Apparently, the guy tied one on and wandered into her home instead of his own. Footnote: In Wyoming, people leave their keys in their cars. So an unlocked front door isn’t that uncommon. By the time the police arrived, they found the unknown man still passed out in her bed. The guy ended up being charged with public intoxication.
Still, while it wasn’t meant to be funny, the article had me laughing. In my mind, it had all the makings for a modern-day romantic fairy tale — with a twist. Instead of the golden one tormenting the bears, I opted for the three brothers Bear to each individually crash into Goldie’s life — accidentally, of course. The result? Goldie Locks and The Three Brothers Bear will hopefully have you laughing from start to finish. As one brother Bear upon the next stumbles into Goldie’s bed, crashes her dinner date and tanks her girls’ night out at the tavern, each brother makes a debacle of Goldie’s life. Goldie can’t wait to rid herself of the brothers Bear — except one. Because isn’t that how fairy tales are supposed to end?
Sometimes, as writers, we search for inspiration anywhere and everywhere we can find it — in crowded coffee lines, eavesdropping on conversations or people-watching at malls. Who knew that a good story could come out of a seemingly bad-news story?
So the next time I’m stuck in a writer’s slump, I’m not going to grab a coffee and hope that the person in front of me in line has some juicy gossip I can grab. And I’m also not going to head to the mall, rubber necking for someone to do something worthy of a plot. Nope. I’m going to go as far as my front door.
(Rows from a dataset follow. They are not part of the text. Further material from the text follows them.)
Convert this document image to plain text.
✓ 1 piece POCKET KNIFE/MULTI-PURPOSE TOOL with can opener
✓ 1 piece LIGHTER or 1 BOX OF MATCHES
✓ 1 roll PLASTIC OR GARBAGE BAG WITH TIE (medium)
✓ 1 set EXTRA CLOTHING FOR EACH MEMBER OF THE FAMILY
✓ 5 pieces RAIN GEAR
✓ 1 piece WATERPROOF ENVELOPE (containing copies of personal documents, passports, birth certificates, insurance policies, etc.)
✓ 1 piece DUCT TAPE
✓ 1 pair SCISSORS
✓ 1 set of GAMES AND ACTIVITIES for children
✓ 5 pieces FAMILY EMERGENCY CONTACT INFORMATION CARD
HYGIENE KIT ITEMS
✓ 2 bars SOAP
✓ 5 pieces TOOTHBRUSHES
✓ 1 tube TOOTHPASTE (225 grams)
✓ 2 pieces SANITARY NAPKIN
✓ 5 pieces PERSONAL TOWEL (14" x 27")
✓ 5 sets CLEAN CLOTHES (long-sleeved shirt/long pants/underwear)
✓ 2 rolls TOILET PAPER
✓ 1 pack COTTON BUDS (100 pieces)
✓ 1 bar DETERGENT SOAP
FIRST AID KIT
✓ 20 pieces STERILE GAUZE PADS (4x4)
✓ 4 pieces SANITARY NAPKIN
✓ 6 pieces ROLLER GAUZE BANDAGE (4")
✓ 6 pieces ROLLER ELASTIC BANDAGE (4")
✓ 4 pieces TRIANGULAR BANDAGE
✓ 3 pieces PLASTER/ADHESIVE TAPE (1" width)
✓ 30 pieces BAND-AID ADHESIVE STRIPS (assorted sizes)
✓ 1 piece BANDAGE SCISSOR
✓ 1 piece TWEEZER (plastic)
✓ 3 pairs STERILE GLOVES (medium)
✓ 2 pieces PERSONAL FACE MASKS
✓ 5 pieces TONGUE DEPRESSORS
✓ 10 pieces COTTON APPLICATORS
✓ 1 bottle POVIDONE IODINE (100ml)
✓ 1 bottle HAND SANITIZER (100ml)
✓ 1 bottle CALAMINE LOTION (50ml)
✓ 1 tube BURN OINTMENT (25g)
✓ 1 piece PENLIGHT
That’s where my newspaper carrier tosses my paper each and every morning. And if he’s ever late, I’ll log online. The headlines alone are worth reading. Here was one today: Managing Imaginary Cash Pays Off For Student, which, of course, is how the emperor should have paid for his new clothes.
In the merry village of Amāre, love isn’t just the town’s namesake—it’s a way of life. When Goldie Locks unexpectedly meets the three brothers Bear, she soon discovers that oldest brother, Dylan, is charming, but too passive. Youngest brother, Camden is attractive, but much too aggressive. But the middle brother, Hayden, with his brooding eyes, delicious body and keen sense of timing, well he’s just right.
Jen: What’s been the highlight of you career to this point?
Mary: Pumpkin Spice’s debut novel — Scarlett Hood & the Hunter — was nominated by readers as a finalist in the 2015 Third Annual Evernight Readers’ Choice Awards.
Scarlett was a standout at the awards — it was nominated only a month after its release, competing with others that had been out for up to a year, and became a finalist. Additionally it was nominated by LR Café Readers and was a finalist in the Best Fantasy novel for 2015.
I was extremely humbled that readers recognized and embraced my work. It was a first for me and so it remains the sweetest.
Jen: What’s next for you?
Mary: I have two completed manuscripts – one romance “Do Not Disturb” and one psychological thriller “A Divided Mind.” It is my greatest hope the gods of publishing chose to pick either, if not both, to release.